At this point, our interface changes somewhat. Prior to this part of our design, subsequent modules were required to be prepared for an input that could take place at any clock. The serial port transmitter, however, at the other end of this stream cannot handle data at any rate given to it. So, we’re going to need to slow things down. We’ll do this with the _busy signal. Each unit in this return chain will accept a _stb word indicating that it’s next input word is valid and ready, and it will produce a _stb word indicating that it’s output word is valid and ready. However, to keep the interface from moving faster than our resulting transmit transport can handle, we’ll insist that transactions only take place when the _stb is valid and the _busy associated with that stage is false. Hence, once the _stb signal is raised, it must remain so and the _word value must not change until the _busy line from the receiving entity has dropped.

This is actually a fairly common protocol, used by busses ranging from AXI to Wishbone and more.

The first component to use this new interface approach is the addints module that adds interrupt notifications into our stream.

hbints	addints(i_clk, w_reset, i_interrupt,
		ow_stb,  ow_word,  int_busy,
		int_stb, int_word, idl_busy);

This stage also acts like a one-stage FIFO, giving us a little bit of a buffer should responses come from the master too fast for us to deal with them.

You can see the _busy line coming from the next stage on the third line, together with the output lines int_stb and int_word. The first line contains the int_busy line which would’ve gone to the prior stage, had we had one that accepted it. We’ll leave it here unconnected so that we can grab it when we add a FIFO in to this interface later.

The hbints module is followed by the debug idles component that adds idle words into the output stream.

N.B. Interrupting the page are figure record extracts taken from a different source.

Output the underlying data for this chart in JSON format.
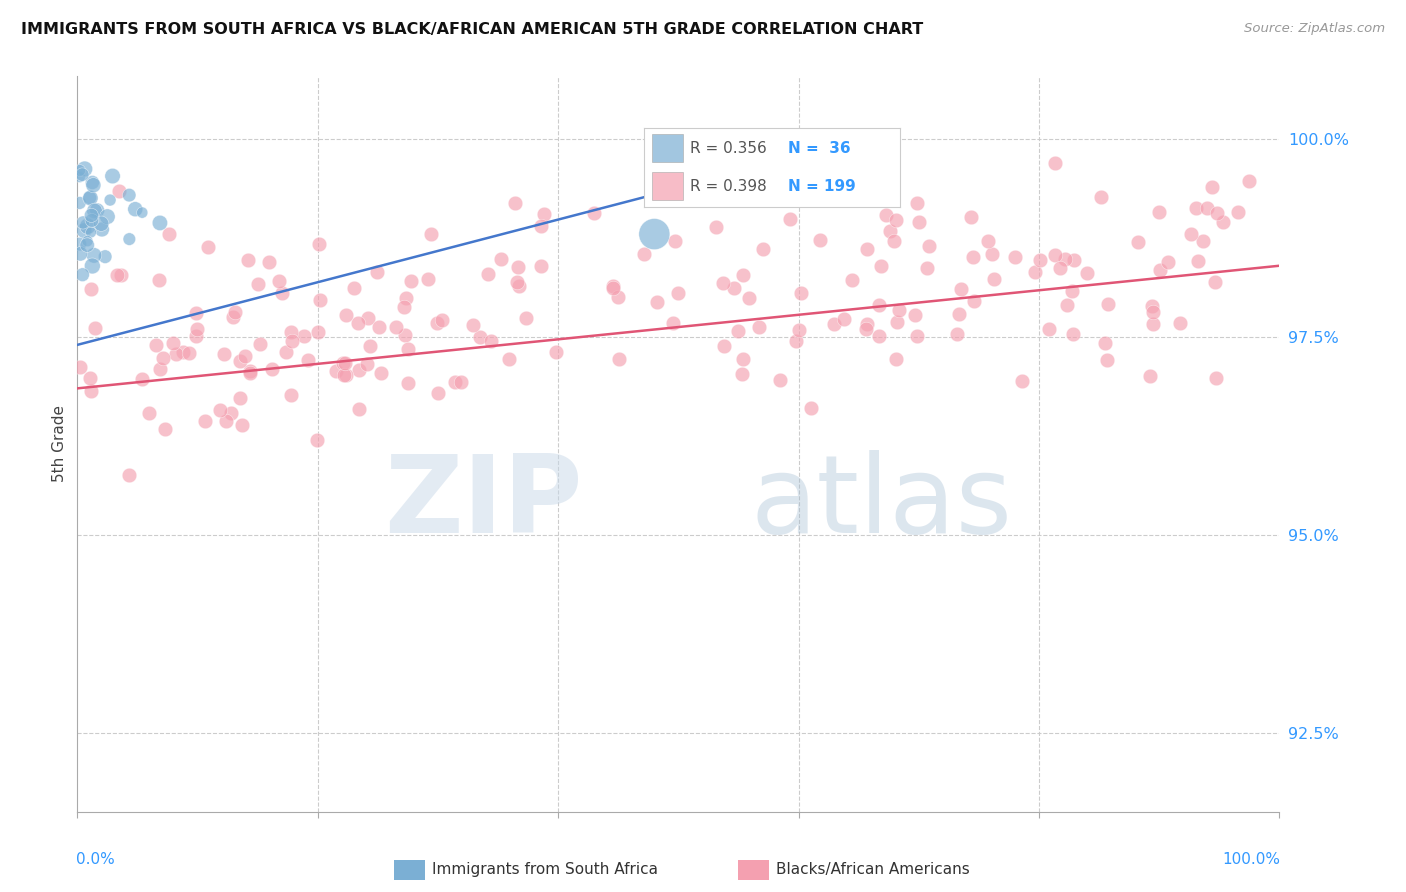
{
  "title": "IMMIGRANTS FROM SOUTH AFRICA VS BLACK/AFRICAN AMERICAN 5TH GRADE CORRELATION CHART",
  "source": "Source: ZipAtlas.com",
  "ylabel": "5th Grade",
  "xlim": [
    0.0,
    1.0
  ],
  "ylim": [
    0.915,
    1.008
  ],
  "yticks": [
    0.925,
    0.95,
    0.975,
    1.0
  ],
  "ytick_labels": [
    "92.5%",
    "95.0%",
    "97.5%",
    "100.0%"
  ],
  "blue_R": 0.356,
  "blue_N": 36,
  "pink_R": 0.398,
  "pink_N": 199,
  "blue_color": "#7bafd4",
  "pink_color": "#f4a0b0",
  "blue_line_color": "#4477cc",
  "pink_line_color": "#e05575",
  "legend_label_blue": "Immigrants from South Africa",
  "legend_label_pink": "Blacks/African Americans"
}
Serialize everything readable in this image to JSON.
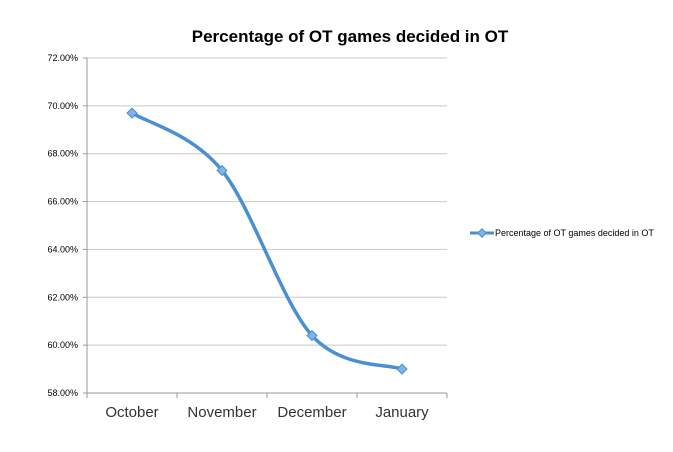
{
  "chart_data": {
    "type": "line",
    "title": "Percentage of OT games decided in OT",
    "xlabel": "",
    "ylabel": "",
    "categories": [
      "October",
      "November",
      "December",
      "January"
    ],
    "series": [
      {
        "name": "Percentage of OT games decided in OT",
        "values": [
          69.7,
          67.3,
          60.4,
          59.0
        ],
        "color": "#4A8FD2"
      }
    ],
    "ylim": [
      58.0,
      72.0
    ],
    "yticks": [
      "58.00%",
      "60.00%",
      "62.00%",
      "64.00%",
      "66.00%",
      "68.00%",
      "70.00%",
      "72.00%"
    ],
    "grid": true,
    "smooth": true,
    "marker": "diamond",
    "legend_position": "right"
  }
}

	hbidle	addidles(i_clk, w_reset,
			int_stb, int_word, idl_busy,
			idl_stb, idl_word, hb_busy);

We then unpack our words back into the five-bit components that had composed them originally on input.

hbdeword unpackx(i_clk, w_reset,
		idl_stb, idl_word, hb_busy,
		hb_stb, hb_bits, hx_busy);

These 5-bit components then get converted into bytes for the transport.

	hbgenhex genhex(i_clk, hb_stb, hb_bits, hx_busy,
			hx_stb, hx_byte, nl_busy);

If the transport ever clears and becomes idle, we’ll add a carriage return linefeed pair to the interface.

hbnewline addnl(i_clk, w_reset, hx_stb, hx_byte, nl_busy,
		o_tx_stb, o_tx_byte, i_tx_busy);

That way any line-based stream logic will know to flush its buffer, since any partial response would’ve now been completed.

Future Posts

Although this concludes the Verilog development of the debug bus we’ve been working through, the task isn’t over. If you have a wishbone bus that you would like to experiment with commanding, feel free to fire this up and give it a try. At this point, you have the basics of a capability.

The basics. In otherwords, while it’s an RTL bus, it doesn’t do anything yet. We can use it to gain access into a system, but we don’t (yet) have any system built that we might use this to gain access to. So, we’re not done yet.

The next items in this series will discuss:

  • How to create a simple wishbone interconnect

    This will consist of some “interesting” things that we can put together and test. We’ll use a block RAM component and a Wishbone scope for this purpose, as well as a fairly generic set of simple registers.

  • Creating a hand-controlled test bench to prove this works

    This will be about building a test bench that we can use to run this whole package in Verilator.

    Once you get this far, you have an example of something that you can put in your hardware and try. But … we’re still not done. While you may find the interface somewhat usable, a software controller would make it much easier to use.

  • Creating a software bus controller

    That hand-typed interface is going to get old. We’ll build a software interface when we get to this point.

Still, this simple debugging bus is now our first design component, and almost a first design.